De ZSM-werkwijze is primair gericht op waarheidsvinding, waardoor er minder aandacht is voor sociale factoren. De kans dat een verstandelijke beperking niet wordt opgemerkt, is aanzienlijk. Als LVB’ers afstand doen van rechtsbijstand neemt deze kans nog verder toe. Dit vergroot het risico dat LVB-verdachten als ‘normaal’ begaafde verdachten worden behandeld, wat weer kan leiden tot een niet aangepaste strafafdoening. Bij een niet op de beperking toegepaste afdoening is er een risico dat de straf niet het beoogde effect heeft. Dit kan leiden tot een hogere kans op recidive of tot het niet tijdig op gang komen van hulpverlening. En als er een strafbeschikking wordt opgelegd, krijgt de LVB-verdachte een aantekening in de justitiële documentatie waardoor hij of zij weer geen baan of stage kan vinden. De toegenomen instroom van zaken bij ZSM en daarmee van LVB’ers, vormt dan ook een risico.
Tijdens openbare zittingen lijkt de LVB beter naar voren te komen. Rechters zijn zich in die fase van het proces vaak meer bewust van een mogelijke verstandelijke beperking en nemen uitvoeriger de tijd voor de persoonlijke omstandigheden van deze verdachten. Ook tijdens OM-zittingen is er meer aandacht voor een LVB. Maar door de ZSM-procedure komen minder zaken bij de (kinder)rechter (Mijnarends, 2014) waardoor de sociale context van de verdachte weer minder aan bod komt.

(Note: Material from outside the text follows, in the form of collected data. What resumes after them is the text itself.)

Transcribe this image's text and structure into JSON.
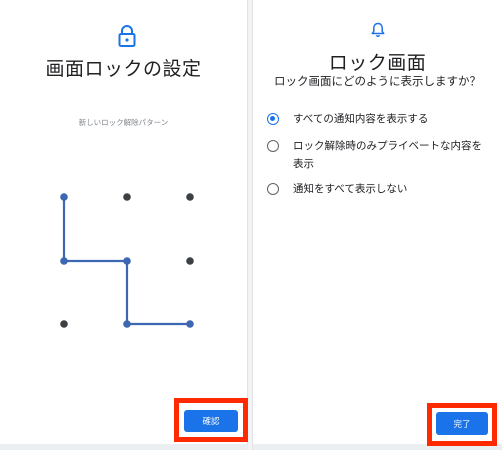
{
  "left_screen": {
    "title": "画面ロックの設定",
    "caption": "新しいロック解除パターン",
    "confirm_label": "確認",
    "icon": "lock-icon"
  },
  "right_screen": {
    "title": "ロック画面",
    "subtitle": "ロック画面にどのように表示しますか？",
    "icon": "bell-icon",
    "options": [
      {
        "label": "すべての通知内容を表示する",
        "selected": true
      },
      {
        "label": "ロック解除時のみプライベートな内容を表示",
        "selected": false
      },
      {
        "label": "通知をすべて表示しない",
        "selected": false
      }
    ],
    "done_label": "完了"
  },
  "colors": {
    "accent": "#1a73e8",
    "pattern_line": "#3d67b0",
    "dot": "#3c4043",
    "highlight": "#ff2a00"
  }
}
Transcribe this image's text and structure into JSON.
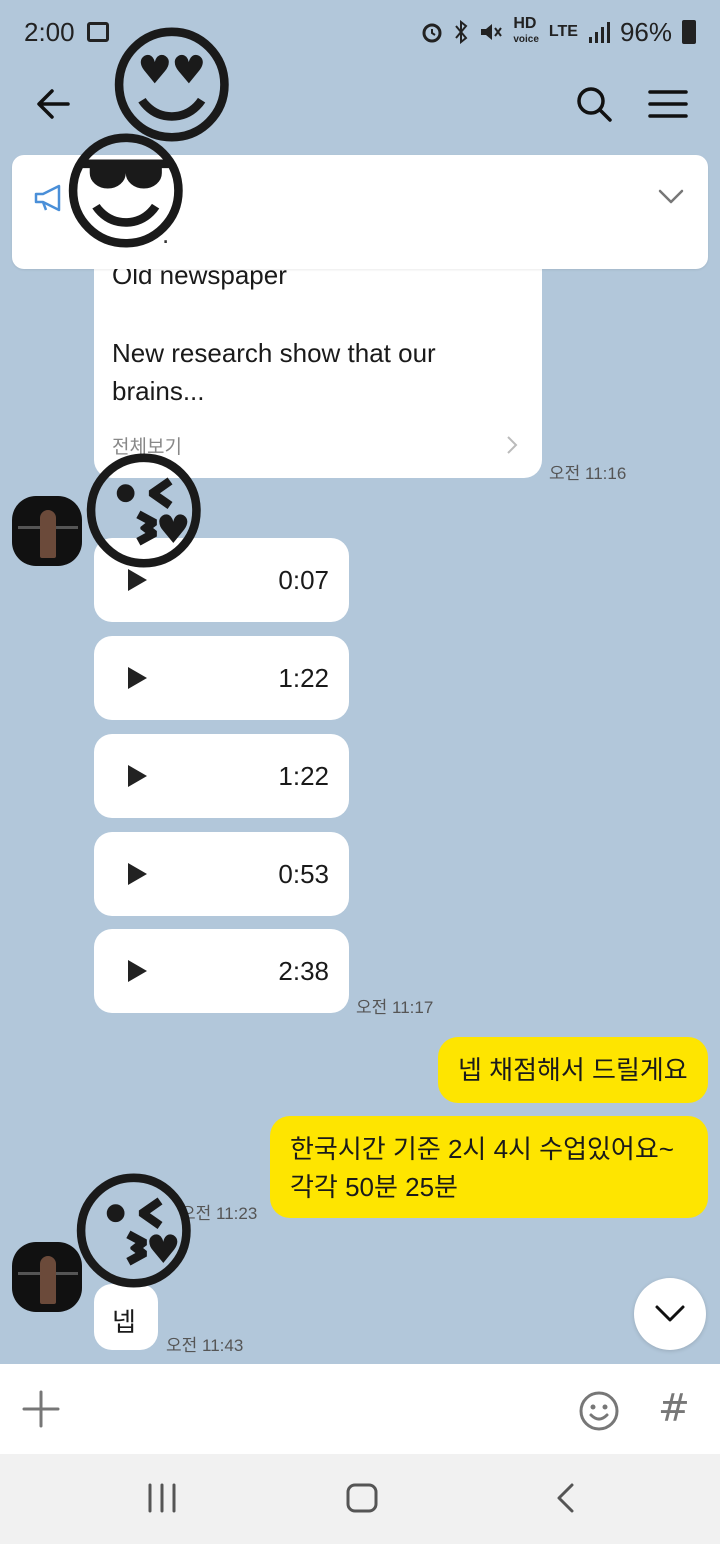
{
  "status_bar": {
    "time": "2:00",
    "hd": "HD",
    "voice": "voice",
    "lte": "LTE",
    "battery": "96%"
  },
  "notice": {
    "title": "."
  },
  "card": {
    "line1": "Old newspaper",
    "body": "New research show that our brains...",
    "more": "전체보기",
    "time": "오전 11:16"
  },
  "voice_messages": [
    {
      "duration": "0:07"
    },
    {
      "duration": "1:22"
    },
    {
      "duration": "1:22"
    },
    {
      "duration": "0:53"
    },
    {
      "duration": "2:38"
    }
  ],
  "voice_time": "오전 11:17",
  "my_messages": [
    {
      "text": "넵 채점해서 드릴게요"
    },
    {
      "text_line1": "한국시간 기준 2시 4시 수업있어요~",
      "text_line2": "각각 50분 25분"
    }
  ],
  "my_time": "오전 11:23",
  "other_reply": {
    "text": "넵",
    "time": "오전 11:43"
  },
  "emojis": {
    "heart_eyes": "😍",
    "sunglasses": "😎",
    "kiss": "😘"
  },
  "input": {
    "hash": "#"
  },
  "colors": {
    "chat_background": "#b2c7da",
    "my_bubble": "#fee500",
    "other_bubble": "#ffffff"
  }
}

Geïnterviewde LVB-jongeren zijn het meest tevreden over het contact met hun advocaat en het minst tevreden over het contact met politie. Zij geven aan dat de toonzetting van de politie tijdens aanhouding en verhoor een belangrijke rol speelt. Hoewel de jongeren zeggen te begrijpen wat er tijdens de zitting tegen hen wordt gezegd, blijkt dit in werkelijkheid vaak niet het geval te zijn. Ook dit is een punt van aandacht.
Teeuwen, M. & Malsch, M. (2017). Licht Verstandelijk Beperkte jongeren in de strafprocedure: knelpunten en risico’s. Amsterdam: NSCR/UvA.
Teeuwen, M. (2012). Verraderlijk gewoon. Licht verstandelijk gehandicapte jongeren, hun wereld en hun plaats in het strafrecht. Amsterdam: SWP.
Collot d’Escury-Koenigs, A., Boering, A., Teeuwen, M. (2019) LVBeeld; van discussie naar herkenning. Een training met beelden van Licht Verstandelijk Beperkte (LVB)- en niet-LVB-jongeren voor professionals werkzaam in het forensische domein.